As ocorrências envolvem medicamentos da classe dos agonistas do GLP-1, substância que imita a ação de um hormônio natural do organismo responsável por aumentar a sensação de saciedade e auxiliar no controle da glicemia. Entre os princípios ativos citados estão semaglutida, liraglutida, lixisenatida, tirzepatida e dulaglutida, amplamente utilizados no tratamento do diabetes tipo 2 e, de forma crescente, para emagrecimento.
Segundo a Anvisa, autoridades regulatórias dos Estados Unidos e da Europa também reconhecem a pancreatite como um possível efeito adverso desses medicamentos, sobretudo quando usados sem prescrição médica ou acompanhamento adequado. Especialistas reforçam que o uso indiscriminado, impulsionado pela busca rápida por perda de peso, eleva os riscos à saúde.

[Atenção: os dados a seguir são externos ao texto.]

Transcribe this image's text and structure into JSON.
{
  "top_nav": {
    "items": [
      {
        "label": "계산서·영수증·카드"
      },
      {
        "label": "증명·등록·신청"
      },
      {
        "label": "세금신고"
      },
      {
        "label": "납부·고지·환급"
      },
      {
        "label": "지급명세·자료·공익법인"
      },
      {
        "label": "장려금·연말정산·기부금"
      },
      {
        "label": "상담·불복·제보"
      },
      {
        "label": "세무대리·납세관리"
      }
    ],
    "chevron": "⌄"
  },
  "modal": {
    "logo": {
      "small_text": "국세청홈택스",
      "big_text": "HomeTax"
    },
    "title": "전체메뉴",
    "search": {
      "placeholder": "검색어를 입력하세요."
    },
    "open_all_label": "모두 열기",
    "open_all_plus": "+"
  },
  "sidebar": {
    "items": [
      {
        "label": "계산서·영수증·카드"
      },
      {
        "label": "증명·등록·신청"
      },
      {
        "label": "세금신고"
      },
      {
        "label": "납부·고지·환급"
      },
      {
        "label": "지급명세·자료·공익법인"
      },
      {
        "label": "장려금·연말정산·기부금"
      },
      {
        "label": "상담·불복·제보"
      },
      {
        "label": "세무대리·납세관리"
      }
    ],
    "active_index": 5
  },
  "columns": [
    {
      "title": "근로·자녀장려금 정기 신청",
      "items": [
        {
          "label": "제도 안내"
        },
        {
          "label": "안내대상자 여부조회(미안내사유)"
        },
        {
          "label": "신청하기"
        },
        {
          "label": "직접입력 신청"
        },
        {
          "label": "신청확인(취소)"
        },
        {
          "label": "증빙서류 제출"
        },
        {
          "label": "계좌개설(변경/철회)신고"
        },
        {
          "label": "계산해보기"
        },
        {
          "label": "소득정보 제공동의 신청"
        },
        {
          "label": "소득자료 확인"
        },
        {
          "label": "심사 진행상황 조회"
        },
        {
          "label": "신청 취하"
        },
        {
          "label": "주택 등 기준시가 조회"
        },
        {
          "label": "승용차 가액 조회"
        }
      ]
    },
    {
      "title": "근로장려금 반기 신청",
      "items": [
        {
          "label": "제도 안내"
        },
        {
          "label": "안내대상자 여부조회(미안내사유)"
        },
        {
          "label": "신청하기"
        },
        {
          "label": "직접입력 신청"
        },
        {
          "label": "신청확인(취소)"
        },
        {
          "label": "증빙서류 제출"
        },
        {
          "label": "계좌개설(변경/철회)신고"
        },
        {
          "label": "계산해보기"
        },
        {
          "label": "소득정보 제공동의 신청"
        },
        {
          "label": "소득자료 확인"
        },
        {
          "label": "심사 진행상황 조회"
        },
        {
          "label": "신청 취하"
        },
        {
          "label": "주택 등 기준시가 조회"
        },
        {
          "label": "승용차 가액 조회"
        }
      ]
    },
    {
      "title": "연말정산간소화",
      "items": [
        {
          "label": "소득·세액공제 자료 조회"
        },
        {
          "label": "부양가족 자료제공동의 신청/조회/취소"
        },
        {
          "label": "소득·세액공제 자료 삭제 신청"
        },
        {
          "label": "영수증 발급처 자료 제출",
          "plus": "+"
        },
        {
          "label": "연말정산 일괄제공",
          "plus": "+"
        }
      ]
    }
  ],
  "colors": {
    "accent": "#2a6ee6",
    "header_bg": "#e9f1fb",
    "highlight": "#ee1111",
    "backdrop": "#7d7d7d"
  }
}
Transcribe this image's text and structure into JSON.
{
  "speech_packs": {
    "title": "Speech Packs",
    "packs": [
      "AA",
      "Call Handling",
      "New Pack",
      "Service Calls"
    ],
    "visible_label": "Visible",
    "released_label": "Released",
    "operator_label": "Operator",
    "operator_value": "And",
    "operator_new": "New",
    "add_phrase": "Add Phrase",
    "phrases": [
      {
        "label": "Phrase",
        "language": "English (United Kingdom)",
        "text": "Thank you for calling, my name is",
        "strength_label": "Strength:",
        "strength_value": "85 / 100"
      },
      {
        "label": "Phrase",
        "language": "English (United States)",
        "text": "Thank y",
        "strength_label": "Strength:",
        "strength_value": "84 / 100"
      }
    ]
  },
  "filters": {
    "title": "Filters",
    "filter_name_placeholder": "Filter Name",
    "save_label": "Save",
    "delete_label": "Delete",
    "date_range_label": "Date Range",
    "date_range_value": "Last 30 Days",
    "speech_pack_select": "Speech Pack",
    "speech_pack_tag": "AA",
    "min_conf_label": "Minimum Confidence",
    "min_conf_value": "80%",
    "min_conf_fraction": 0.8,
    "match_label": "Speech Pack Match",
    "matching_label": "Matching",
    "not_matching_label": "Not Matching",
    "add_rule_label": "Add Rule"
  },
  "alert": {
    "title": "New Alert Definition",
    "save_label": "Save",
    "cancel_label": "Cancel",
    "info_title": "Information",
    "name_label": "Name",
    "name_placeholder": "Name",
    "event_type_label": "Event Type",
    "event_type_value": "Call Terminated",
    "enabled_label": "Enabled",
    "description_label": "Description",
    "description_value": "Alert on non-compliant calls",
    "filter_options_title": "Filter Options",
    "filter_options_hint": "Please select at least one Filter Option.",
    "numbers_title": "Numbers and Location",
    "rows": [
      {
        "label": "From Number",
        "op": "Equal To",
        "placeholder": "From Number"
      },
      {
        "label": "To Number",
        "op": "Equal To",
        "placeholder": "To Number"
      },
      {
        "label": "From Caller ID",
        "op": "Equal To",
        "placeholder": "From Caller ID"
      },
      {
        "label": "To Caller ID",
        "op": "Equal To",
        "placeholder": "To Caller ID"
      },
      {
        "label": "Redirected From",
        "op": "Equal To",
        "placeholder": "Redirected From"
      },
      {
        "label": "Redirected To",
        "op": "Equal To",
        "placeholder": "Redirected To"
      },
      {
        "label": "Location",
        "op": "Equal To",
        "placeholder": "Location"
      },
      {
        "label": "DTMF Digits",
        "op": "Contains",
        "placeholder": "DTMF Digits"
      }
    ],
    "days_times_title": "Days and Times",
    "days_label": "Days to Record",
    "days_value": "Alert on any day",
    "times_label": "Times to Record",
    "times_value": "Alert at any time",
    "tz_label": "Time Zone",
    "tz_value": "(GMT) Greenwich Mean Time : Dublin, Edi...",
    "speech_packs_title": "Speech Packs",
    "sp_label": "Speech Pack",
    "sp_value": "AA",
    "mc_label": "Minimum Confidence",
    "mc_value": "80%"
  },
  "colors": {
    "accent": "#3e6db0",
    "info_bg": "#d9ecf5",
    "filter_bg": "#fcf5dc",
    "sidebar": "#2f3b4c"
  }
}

A pancreatite é uma inflamação do pâncreas que pode variar de quadros leves a graves, com risco de complicações e morte. Além do uso de medicamentos, a doença pode ser desencadeada por fatores como pedras na vesícula, consumo excessivo de álcool, níveis elevados de triglicerídeos, infecções e traumas abdominais.
Principais sintomas
Entre os sinais mais comuns da pancreatite estão dor intensa na parte superior do abdômen, que pode irradiar para as costas, náuseas, vômitos, perda de apetite, inchaço abdominal, febre, diarreia, má digestão, fezes gordurosas, icterícia (pele e olhos amarelados) e mal-estar geral.
Ao apresentar um ou mais desses sintomas, a recomendação é procurar atendimento médico imediato para avaliação clínica e realização de exames. A Anvisa reforça que medicamentos para emagrecimento devem ser utilizados apenas com indicação profissional, respeitando critérios clínicos e acompanhamento contínuo.